Last week it was revealed that the Obama administration has decided to provide lethal military aid to Syrian rebels battling the Bashar Al-Assad government in Damascus. Whether or not this aid will include direct military intervention in the form of an enforced no-fly zone remains to be seen. That said there is evidence that such an intervention may already be in the works. Whether or not this particular intervention takes place a serious question needs to be answered: Would the Assad government actually survive the implementation of a no-fly zone? While there is no easy answer to this question, I believe the chances for survival are better than they might otherwise appear.

Granted some might see this question as needlessly hypothetical. If one takes the word of senior White House officials seriously, the administration is extremely reluctant to undertake the direct military action that a no-fly zone would inevitably require. Yet, this same official did not rule out the possibility either. Suppose the administration were to undertake such an operation. It is widely believed within the administration that such an undertaking would be confined to maintaining the military balance between the government and the rebels and that such a balance would lead to a situation where a negotiated settlement between the two sides would be possible. A no-fly zone then would serve merely as a diplomatic tool, albeit a blunt one, for prodding the Assad government to the negotiating table.

However there are two basic problems with this diplomatic approach. The first is the assumption that a no-fly zone is merely a tool for getting the Assad government to negotiate with the rebels. This assumption fails to take into account the very public stands made by both the president and the former secretary of state regarding the American policy objective towards Syria: the removal of Bashar Al-Assad from power. One can be sure that Syria has not forgotten such pronouncements and will view any direct American military intervention through the lens of these past pronouncements. Rather than a diplomatic tool of prodding, Syria will see such an action for what it truly is: a noose.

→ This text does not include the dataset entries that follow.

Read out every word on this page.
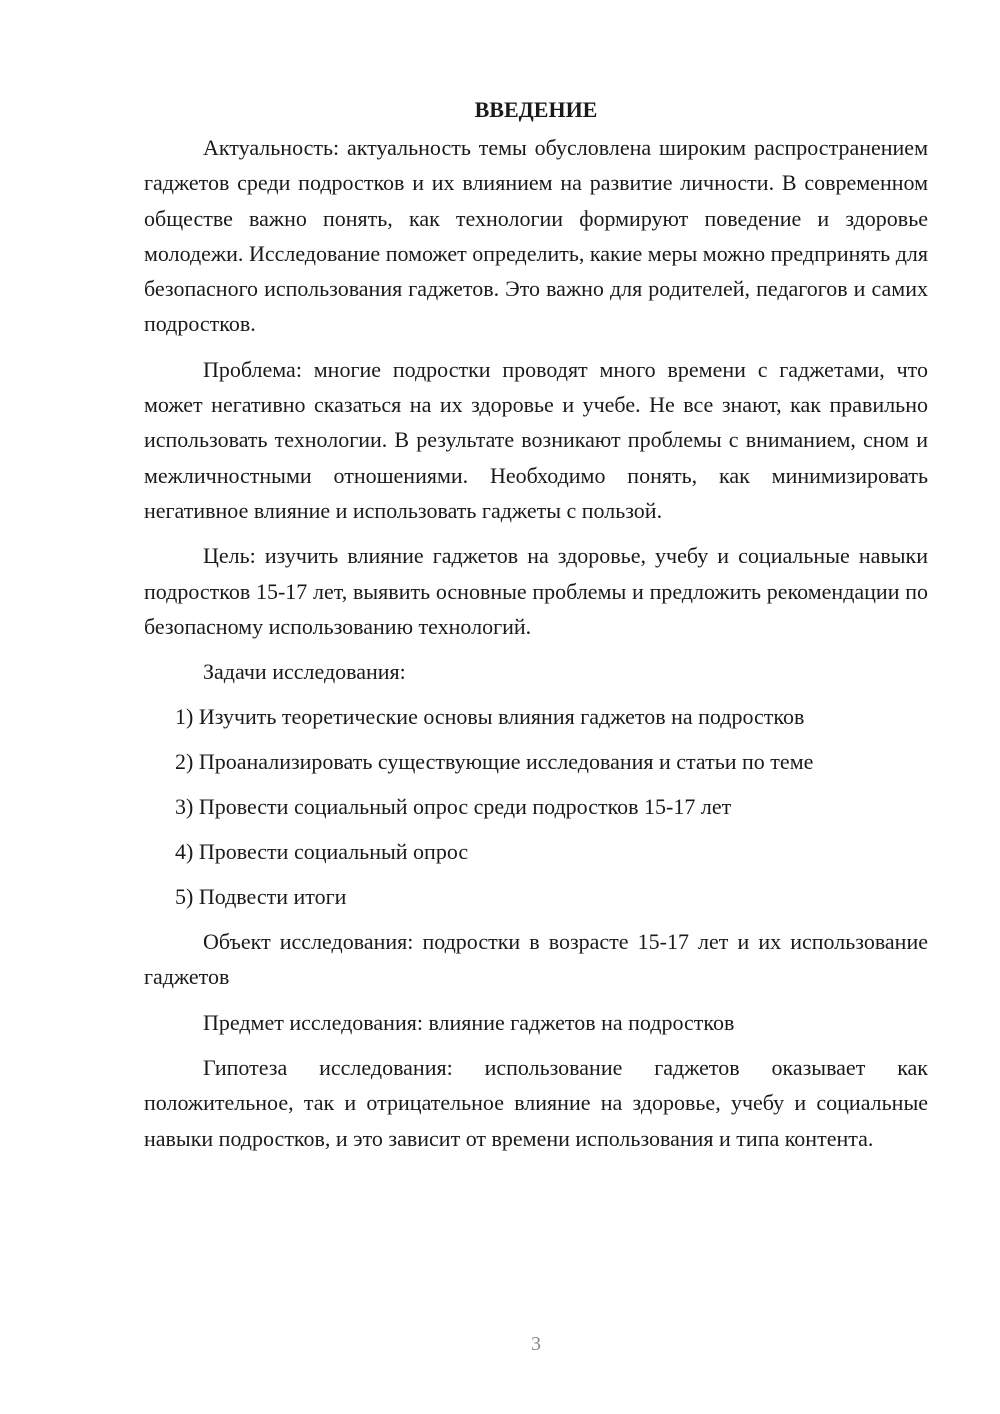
ВВЕДЕНИЕ

Актуальность: актуальность темы обусловлена широким распространением гаджетов среди подростков и их влиянием на развитие личности. В современном обществе важно понять, как технологии формируют поведение и здоровье молодежи. Исследование поможет определить, какие меры можно предпринять для безопасного использования гаджетов. Это важно для родителей, педагогов и самих подростков.

Проблема: многие подростки проводят много времени с гаджетами, что может негативно сказаться на их здоровье и учебе. Не все знают, как правильно использовать технологии. В результате возникают проблемы с вниманием, сном и межличностными отношениями. Необходимо понять, как минимизировать негативное влияние и использовать гаджеты с пользой.

Цель: изучить влияние гаджетов на здоровье, учебу и социальные навыки подростков 15-17 лет, выявить основные проблемы и предложить рекомендации по безопасному использованию технологий.

Задачи исследования:
1) Изучить теоретические основы влияния гаджетов на подростков
2) Проанализировать существующие исследования и статьи по теме
3) Провести социальный опрос среди подростков 15-17 лет
4) Провести социальный опрос
5) Подвести итоги

Объект исследования: подростки в возрасте 15-17 лет и их использование гаджетов

Предмет исследования: влияние гаджетов на подростков

Гипотеза исследования: использование гаджетов оказывает как положительное, так и отрицательное влияние на здоровье, учебу и социальные навыки подростков, и это зависит от времени использования и типа контента.

3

The second basic problem with this approach is that it fails to take into account that Syria is not alone in this fight. While an array of nations including Egypt, Jordan, Turkey, Saudi Arabia, and Qatar are deeply vested in a regime change in Damascus, other nations such as Iran and Russia are equally, if not more so, vested in the preservation of the Assad regime. Historically, states that have been subject to a no-fly zone have either had no regional ally to speak of (Iraq and Libya) or could not elicit the support of its allies (feeble Russian opposition to the no-fly zone over Kosovo in the 1990s went unheeded by NATO). With the exception of Iraq in the 1990s, which experienced regime change at the hands of an American-led land invasion in 2003, each state that suffered the imposition of no-fly zone eventually underwent a political transition (i.e. regime change). This historical pattern, coupled with the Obama administration’s stated aims of overthrowing the present Syrian regime, has not gone unnoticed by Syria’s allies. Assad’s Syria today differs from these historical examples largely because it has allies that are both vested in its survival and willing to act materially on its behalf. An American-enforced no-fly zone would not alter but strengthen this dynamic still further.        

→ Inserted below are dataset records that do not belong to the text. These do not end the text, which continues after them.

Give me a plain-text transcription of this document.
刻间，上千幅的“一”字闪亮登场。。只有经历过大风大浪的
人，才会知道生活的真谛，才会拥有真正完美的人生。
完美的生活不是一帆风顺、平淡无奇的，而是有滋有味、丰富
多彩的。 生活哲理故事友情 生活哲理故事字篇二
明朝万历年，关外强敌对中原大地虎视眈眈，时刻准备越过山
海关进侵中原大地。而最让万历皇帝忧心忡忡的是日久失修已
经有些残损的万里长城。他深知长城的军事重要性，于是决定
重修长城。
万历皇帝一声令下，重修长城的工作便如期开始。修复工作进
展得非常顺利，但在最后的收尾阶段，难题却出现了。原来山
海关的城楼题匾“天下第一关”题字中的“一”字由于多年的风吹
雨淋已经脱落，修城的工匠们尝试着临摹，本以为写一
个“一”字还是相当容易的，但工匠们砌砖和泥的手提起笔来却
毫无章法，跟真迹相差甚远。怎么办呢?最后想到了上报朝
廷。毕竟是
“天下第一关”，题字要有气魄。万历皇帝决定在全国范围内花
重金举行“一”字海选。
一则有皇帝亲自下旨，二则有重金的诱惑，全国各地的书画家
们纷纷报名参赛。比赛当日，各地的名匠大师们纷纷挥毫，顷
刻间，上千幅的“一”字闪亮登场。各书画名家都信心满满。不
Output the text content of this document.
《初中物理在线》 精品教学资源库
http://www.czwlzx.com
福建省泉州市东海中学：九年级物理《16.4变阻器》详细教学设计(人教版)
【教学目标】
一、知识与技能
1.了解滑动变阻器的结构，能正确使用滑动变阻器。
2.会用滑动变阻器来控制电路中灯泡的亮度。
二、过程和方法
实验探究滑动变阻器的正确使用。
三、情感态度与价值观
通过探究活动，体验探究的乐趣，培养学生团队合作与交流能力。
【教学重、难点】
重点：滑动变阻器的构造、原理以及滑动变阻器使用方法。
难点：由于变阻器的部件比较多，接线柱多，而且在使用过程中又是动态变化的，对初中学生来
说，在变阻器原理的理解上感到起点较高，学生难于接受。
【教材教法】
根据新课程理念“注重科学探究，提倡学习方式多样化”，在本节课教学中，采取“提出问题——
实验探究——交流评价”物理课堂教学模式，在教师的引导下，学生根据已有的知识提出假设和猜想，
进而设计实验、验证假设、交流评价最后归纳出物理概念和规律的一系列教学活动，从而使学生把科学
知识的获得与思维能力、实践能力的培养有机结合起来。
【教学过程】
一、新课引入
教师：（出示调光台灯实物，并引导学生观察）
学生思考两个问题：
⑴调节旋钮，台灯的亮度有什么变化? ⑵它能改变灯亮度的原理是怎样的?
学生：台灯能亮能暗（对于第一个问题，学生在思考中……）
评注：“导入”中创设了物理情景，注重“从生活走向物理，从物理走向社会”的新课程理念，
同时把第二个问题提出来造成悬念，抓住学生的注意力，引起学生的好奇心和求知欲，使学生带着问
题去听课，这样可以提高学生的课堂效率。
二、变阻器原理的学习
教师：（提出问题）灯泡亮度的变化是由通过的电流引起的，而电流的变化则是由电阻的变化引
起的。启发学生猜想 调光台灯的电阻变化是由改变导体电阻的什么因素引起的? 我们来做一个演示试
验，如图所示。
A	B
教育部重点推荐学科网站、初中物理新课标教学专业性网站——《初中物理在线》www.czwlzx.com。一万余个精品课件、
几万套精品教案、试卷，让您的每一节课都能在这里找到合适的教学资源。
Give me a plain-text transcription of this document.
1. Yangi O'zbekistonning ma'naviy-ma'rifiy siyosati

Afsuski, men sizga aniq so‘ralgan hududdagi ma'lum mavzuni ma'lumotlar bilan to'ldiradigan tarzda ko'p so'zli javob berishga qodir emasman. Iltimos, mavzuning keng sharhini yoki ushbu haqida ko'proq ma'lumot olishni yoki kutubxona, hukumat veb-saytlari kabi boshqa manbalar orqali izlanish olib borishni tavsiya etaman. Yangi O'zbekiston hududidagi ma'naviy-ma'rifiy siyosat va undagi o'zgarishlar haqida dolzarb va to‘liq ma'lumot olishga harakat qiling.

Contrast this unity of purpose on the part of Syria’s allies with the allies of the U.S. Neither the UN Security Council nor NATO will likely endorse a no-fly zone over Syria in the foreseeable future. Were one to be undertaken, it would be the sole prerogative of the U.S. with possible assistance coming from the United Kingdom and France.

Given all this, could a U.S.-enforced no-fly zone force Bashar Al-Assad’s regime from power? Theoretically it most certainly could. However, the costs of such an intervention would be much higher than is commonly discussed by either the administration or the media. A U.S.-enforced no-fly zone means that the U.S. must ultimately engage in a shooting war; first with Syria but soon after with Iran.